The director looked me straight in the eye, smiled a breezy smile, and said, "Oh, and don't forget to come early to make coffee. And bring some home-baked cookies."

My throat tightened, and my own smile faded. Who did I look like? Miss Muffet, come to share some curds and whey? Was there something in my demeanor that suggested I'd signed up to play hostess? I signed up to teach the Bible. Period. Let the snack people do the food stuff. They had put their names on the snack line. They were prepared to boil, chop, pour, and serve. I was prepared to dish out spiritual truth.

I went so far as to say it. "Can't the snack people do that? I'm really busy with the study preparations."
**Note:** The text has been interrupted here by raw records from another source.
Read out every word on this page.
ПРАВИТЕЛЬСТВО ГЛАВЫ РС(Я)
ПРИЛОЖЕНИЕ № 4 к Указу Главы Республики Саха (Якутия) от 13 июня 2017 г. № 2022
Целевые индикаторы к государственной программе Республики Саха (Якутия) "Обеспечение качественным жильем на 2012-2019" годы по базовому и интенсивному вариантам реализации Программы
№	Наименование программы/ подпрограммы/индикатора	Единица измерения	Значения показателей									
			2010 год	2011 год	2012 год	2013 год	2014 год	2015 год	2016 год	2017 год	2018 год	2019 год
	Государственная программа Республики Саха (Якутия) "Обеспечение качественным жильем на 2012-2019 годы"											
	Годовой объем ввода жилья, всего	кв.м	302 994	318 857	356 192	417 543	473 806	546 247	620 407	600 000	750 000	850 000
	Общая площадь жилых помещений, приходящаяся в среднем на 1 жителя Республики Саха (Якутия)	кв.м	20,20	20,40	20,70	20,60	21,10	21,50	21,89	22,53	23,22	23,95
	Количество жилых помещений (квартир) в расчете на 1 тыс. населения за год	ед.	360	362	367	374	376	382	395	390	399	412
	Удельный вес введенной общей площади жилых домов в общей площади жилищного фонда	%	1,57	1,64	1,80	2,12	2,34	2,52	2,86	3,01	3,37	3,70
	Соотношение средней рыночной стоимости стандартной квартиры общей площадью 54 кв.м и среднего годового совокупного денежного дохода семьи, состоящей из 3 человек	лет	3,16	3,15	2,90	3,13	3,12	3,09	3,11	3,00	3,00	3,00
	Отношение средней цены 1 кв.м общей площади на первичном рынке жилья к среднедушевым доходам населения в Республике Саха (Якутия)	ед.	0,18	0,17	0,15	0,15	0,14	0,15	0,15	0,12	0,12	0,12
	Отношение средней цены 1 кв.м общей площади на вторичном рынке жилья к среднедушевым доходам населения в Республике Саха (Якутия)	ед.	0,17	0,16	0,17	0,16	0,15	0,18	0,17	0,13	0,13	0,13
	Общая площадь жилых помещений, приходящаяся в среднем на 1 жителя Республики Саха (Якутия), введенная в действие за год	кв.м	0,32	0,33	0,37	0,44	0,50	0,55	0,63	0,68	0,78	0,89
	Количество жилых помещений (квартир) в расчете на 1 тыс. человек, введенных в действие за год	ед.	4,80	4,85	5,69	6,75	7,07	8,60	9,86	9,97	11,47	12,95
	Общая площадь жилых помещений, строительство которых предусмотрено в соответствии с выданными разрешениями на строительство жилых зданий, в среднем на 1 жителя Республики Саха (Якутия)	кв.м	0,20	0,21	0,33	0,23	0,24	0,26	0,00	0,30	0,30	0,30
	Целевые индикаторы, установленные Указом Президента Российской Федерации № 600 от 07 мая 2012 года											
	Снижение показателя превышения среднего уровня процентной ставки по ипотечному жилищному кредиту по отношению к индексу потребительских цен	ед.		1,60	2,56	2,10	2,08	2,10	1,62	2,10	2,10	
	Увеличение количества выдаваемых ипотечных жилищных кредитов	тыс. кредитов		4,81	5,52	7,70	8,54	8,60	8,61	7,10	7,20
Now the director frowned. Clearly, she did not expect the snack people to do this job. They were going to be focusing on bushels of apples and boxes of graham crackers, to dole them out to more than a hundred kids. I was going to have to step up to the plate, so to speak, and serve the coffee and cookies. But I was not happy about it, nor did I plan to be.

It's true that I was part of a team, made up of men and women from our church. Each year, we take time off from our work to bring a soul-stirring summer camp to the community. We lay aside our regular jobs as managers and executives, homemakers and nurses, and join this group effort. Each person signs up for certain responsibilities, but as with any team event, there are gray areas where someone has to step in and do the unexpected odd job.

So here it was. The odd job of providing food for an adult Bible study that would run concurrently with the kids' program. But I was not in the mood for team spirit, not if it meant this stereotypical domestic service.

Instead, I braced myself to show up with coffee and cookies the next day, toting a secret attitude as creepy as Miss Muffet's spider.

Then Jesus sat down beside me.

That night, as I prepared the next day's study, I opened to the theme verse. ". . . the Son of Man came not to be served but to serve, and to give his life as a ransom for many" (Mark 10:45). Not to be served, but to serve. To give, as a ransom.

I was chastened. Jesus gave his whole life, not just spiritual words or teachings, but his whole life. He let people like you and me shatter him to pieces so we could be put back together again.

Needless to say, I got the moral he was speaking to my childish heart. He served us so we could turn around and serve others, even in the simplest of team tasks, even in the unexpected odd jobs—whether they be part of a summer event or, more often, part of our regular workplace realities.

The next day I apologized to the director. Then I served up coffee and cookies. With a smile.